Aku berfikir sejenak, “Kalau aku bilang aku
suka komik itu, pasti Rosa menjauhiku. Lebih baik aku berbohong”. Batinku.
“nggak
kok Ros, aku gak suka yang beginian, Fitha aja maksa aku baca ini”. Ucapku
berbohong.
“Tapi
May, inikan komik favorit kita?”.
“Kita
apanya? Kamu aja kali’?”. Ucapku sedikit membentak, harusnya Fitha mengerti.
Fitha pergi meninggalkan aku, raut
wajahnya sedikit kesal.
“Ehh,
May, kamu kok mau sih, temenan sama dia?”. Tanya Rosa.
“Entahlah,
mungkin yang kita sukai hampir semuanya sama. Tapi, dia sahabatku dari kelas
satu SD”.
“Kok
mau sih, kalau aku pasti gak mau. Lihat gayanya, norak kan? Bandingin deh sama
kamu yang sekarang, lebih fashionable”.
Aku tak membalas perkataan Rosa, Fitha
sahabatku sejak kelas 1 SD, mana mungkin aku meninggalkannya.
Hari
hari berlalu, kini aku sering menghabiskan waktuku dengan Rosa. Aku selalu tak
menghiraukan Fitha. Kini aku juga sering pergi ke mall atau butik, dan juga
membaca majalah fashion dengan Rosa. Hariku terasa semakin berwarna, kini aku
tahu banyak tentang fashion, dan semoga cita-citaku untuk menjadi desainer
tercapai. Saat itu aku sedang membaca majalah di jam istirahat bersama Rosa.
Kemudian Fitha datang menghampiriku, rasanya aku lama tak mengobrol atau hanya
sekedar berbicara dengannya.
“May,
nanti temenin aku ke toko buku yuk!”. Ajak Fitha
“Tapi
nanti aku dan Rosa akan pergi ke butik untuk melihat model baru”.
“Tapi
kan kita udah lama gak ke toko buku”.
“Ya,
tapi kamu tahukan cita – citaku, harusnya kamu mengerti donk”.
“Tapi
May, aku pengen ke toko buku bareng kamu seperti dulu lagi”.
“Ahh
udah deh Fith, jangan paksa aku!”. Seruku sedikit membentak.
“Ayolah
May, sekali ini saja, ini yang terakhir aku ke toko buku, ayo May, ayo!”.
“Udahlah
Fith, kalau aku gak mau berarti aku gak mau, denger ya! Sekarang aku gak
seperti dulu lagi. Aku bukan anak-anak lagi, aku udah dewasa dan sekarang aku
gak suka komik lusuhmu itu!!”. Bentakku pada Fitha
“May,
kamu kok berubah sih? Aku kecewa sama kamu, inget gak sih, dulu kita selalu
bersama, jalan bareng, berangkat bareng, pulang bareng, sedih bareng, tapi
sekarang? Kamu malah deket ama dia tuh! Si Rosa yang sok fashionable!!!”.
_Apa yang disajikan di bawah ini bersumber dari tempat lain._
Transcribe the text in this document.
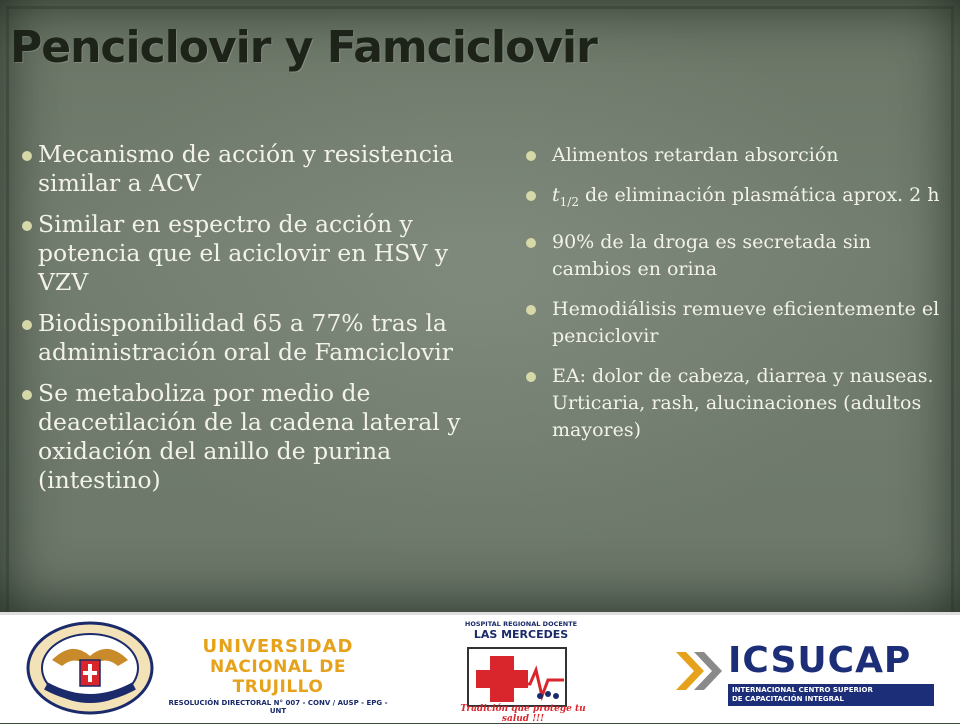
Penciclovir y Famciclovir
Mecanismo de acción y resistencia similar a ACV
Similar en espectro de acción y potencia que el aciclovir en HSV y VZV
Biodisponibilidad 65 a 77% tras la administración oral de Famciclovir
Se metaboliza por medio de deacetilación de la cadena lateral y oxidación del anillo de purina (intestino)
Alimentos retardan absorción
$t_{1/2}$ de eliminación plasmática aprox. 2 h
90% de la droga es secretada sin cambios en orina
Hemodiálisis remueve eficientemente el penciclovir
EA: dolor de cabeza, diarrea y nauseas. Urticaria, rash, alucinaciones (adultos mayores)
UNIVERSIDAD
NACIONAL DE TRUJILLO
RESOLUCIÓN DIRECTORAL N° 007 - CONV / AUSP - EPG - UNT
HOSPITAL REGIONAL DOCENTE
LAS MERCEDES
Tradición que protege tu salud !!!
ICSUCAP
INTERNACIONAL CENTRO SUPERIOR
DE CAPACITACIÓN INTEGRAL
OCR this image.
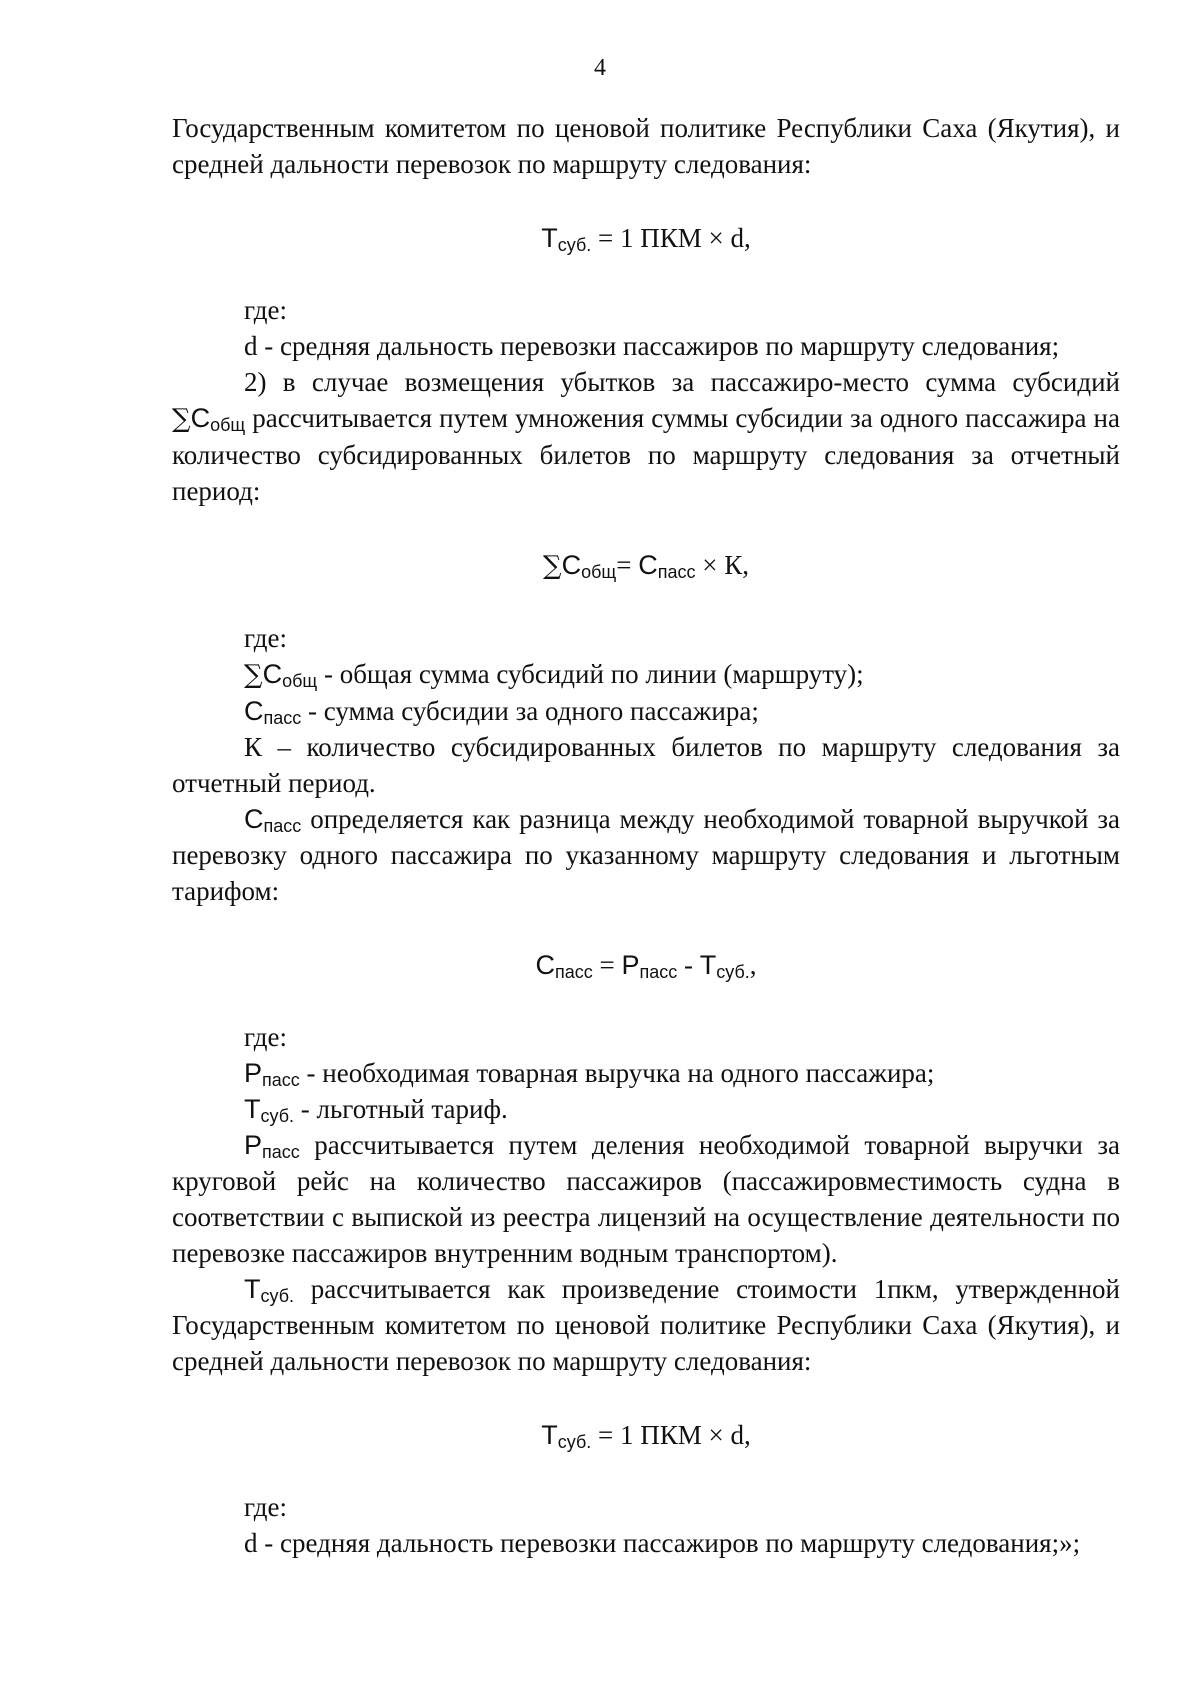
4
Государственным комитетом по ценовой политике Республики Саха (Якутия), и средней дальности перевозок по маршруту следования:
$Т_{суб.} = 1$ ПКМ × d,
где:
d - средняя дальность перевозки пассажиров по маршруту следования;
2) в случае возмещения убытков за пассажиро-место сумма субсидий $\sum С_{общ}$ рассчитывается путем умножения суммы субсидии за одного пассажира на количество субсидированных билетов по маршруту следования за отчетный период:
$\sum С_{общ}= С_{пасс} \times К$,
где:
$\sum С_{общ}$ - общая сумма субсидий по линии (маршруту);
$С_{пасс}$ - сумма субсидии за одного пассажира;
К – количество субсидированных билетов по маршруту следования за отчетный период.
$С_{пасс}$ определяется как разница между необходимой товарной выручкой за перевозку одного пассажира по указанному маршруту следования и льготным тарифом:
$С_{пасс} = Р_{пасс} - Т_{суб.}$,
где:
$Р_{пасс}$ - необходимая товарная выручка на одного пассажира;
$Т_{суб.}$ - льготный тариф.
$Р_{пасс}$ рассчитывается путем деления необходимой товарной выручки за круговой рейс на количество пассажиров (пассажировместимость судна в соответствии с выпиской из реестра лицензий на осуществление деятельности по перевозке пассажиров внутренним водным транспортом).
$Т_{суб.}$ рассчитывается как произведение стоимости 1пкм, утвержденной Государственным комитетом по ценовой политике Республики Саха (Якутия), и средней дальности перевозок по маршруту следования:
$Т_{суб.} = 1$ ПКМ × d,
где:
d - средняя дальность перевозки пассажиров по маршруту следования;»;
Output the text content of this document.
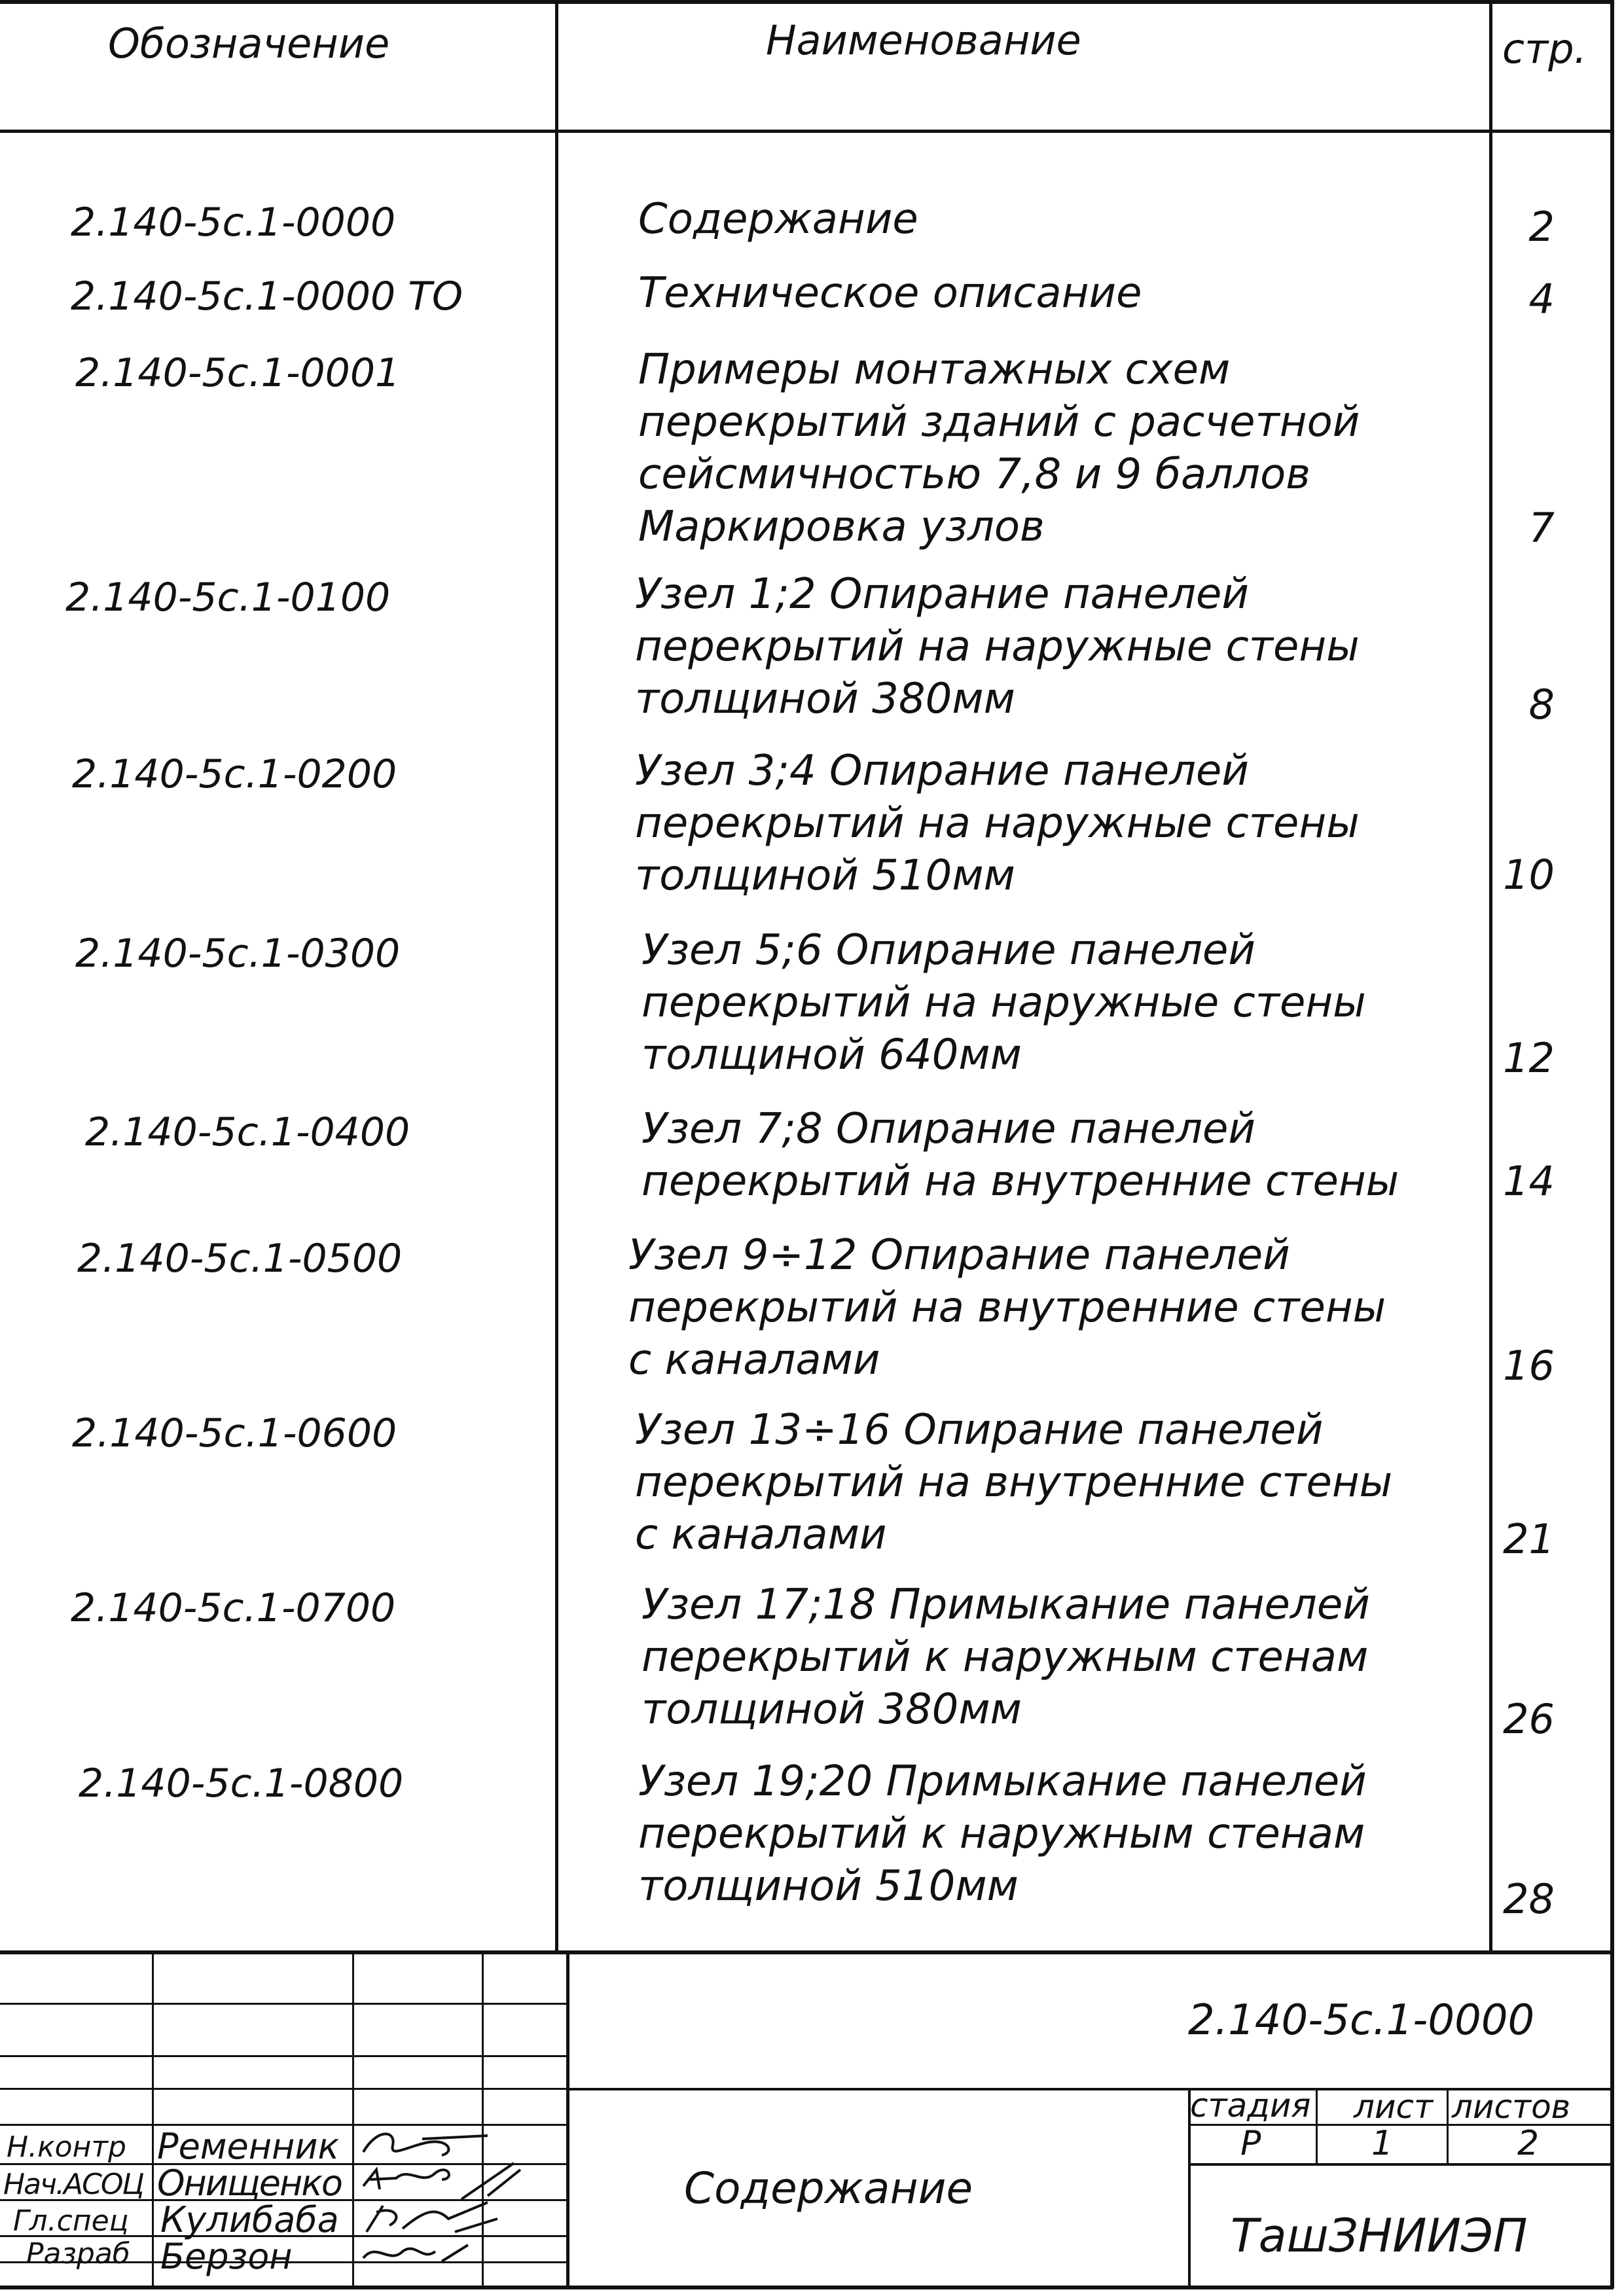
Обозначение	Наименование	стр.
2.140-5с.1-0000	Содержание	2
2.140-5с.1-0000 ТО	Техническое описание	4
2.140-5с.1-0001	Примеры монтажных схем
перекрытий зданий с расчетной
сейсмичностью 7,8 и 9 баллов
Маркировка узлов	7
2.140-5с.1-0100	Узел 1;2 Опирание панелей
перекрытий на наружные стены
толщиной 380мм	8
2.140-5с.1-0200	Узел 3;4 Опирание панелей
перекрытий на наружные стены
толщиной 510мм	10
2.140-5с.1-0300	Узел 5;6 Опирание панелей
перекрытий на наружные стены
толщиной 640мм	12
2.140-5с.1-0400	Узел 7;8 Опирание панелей
перекрытий на внутренние стены	14
2.140-5с.1-0500	Узел 9÷12 Опирание панелей
перекрытий на внутренние стены
с каналами	16
2.140-5с.1-0600	Узел 13÷16 Опирание панелей
перекрытий на внутренние стены
с каналами	21
2.140-5с.1-0700	Узел 17;18 Примыкание панелей
перекрытий к наружным стенам
толщиной 380мм	26
2.140-5с.1-0800	Узел 19;20 Примыкание панелей
перекрытий к наружным стенам
толщиной 510мм	28
2.140-5с.1-0000
Содержание
стадия лист листов
Р	1	2
ТашЗНИИЭП
Н.контр Ременник
Нач.АСОЦ Онищенко
Гл.спец Кулибаба
Разраб Берзон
Bantah Fitha sembari mengusap air matanya yang jatuh ke pipi.
“Apa kamu
bilang? Berani kamu sama aku? Ayo sini!!”. Rosa ikut adu mulut dengan Fitha.
“PYAAR!!”.
Sebuah tamparan dari Fitha melayang di pipi Rosa. Air asinnya terus mengalir
membasahi pipi lembutnya.
“Fith!!
Apa-apaan sih kamu itu?? Berani kamu nampar Rosa? Sekarang ayo tampar aku!
Tampar cepat!!”. Aku marah kepada Fitha.
Fitha
terdiam, sepertinya ia takut menamparku.
“Udah
deh, mending kamu pergi sana!! Kamu itu parasit tahu gak? Mengganggu hariku”.
Fitha
berlari ke koridor sekolah, matanya semakin sembab karena terlalu banyak
menangis, kurasa aku harus melupakannya, aku terlanjur malu pada Rosa.
Sebulan
berlalu, kini aku tak berhubungan lagi dengan Fitha. Akupun tak pernah
memperdulikannya, walau Fitha sesekali tersenyum kepadaku. Pernah kulihat
wajahnya semakin pucat tak terurus, namun semua itu tak kuhiraukan. Hingga
suatu hari, aku di ajak ke pesta ulang tahun Rosa. Aku harus tampak istimewa di
acara itu, ku rela membuka celengan hanya untuk membeli sebuah kado dan gaun
mewah, tapi uangku tak cukup untuk semua itu, akhirnyapun aku hanya memakai
gaun lamaku. Hari yang din anti tiba, aku pergi ke pesta ulang tahun Rosa, aku
selalu berusaha untuk tampil lebih anggun dan fashionable, tetapi sepatu yang
kupakai rasanya kurang nyaman, tetapi aku ingin tampil tetap istimewa di pesta
itu, karena tamu – tamu disana para pejabat. “Ros, selamat ulang tahun ya”.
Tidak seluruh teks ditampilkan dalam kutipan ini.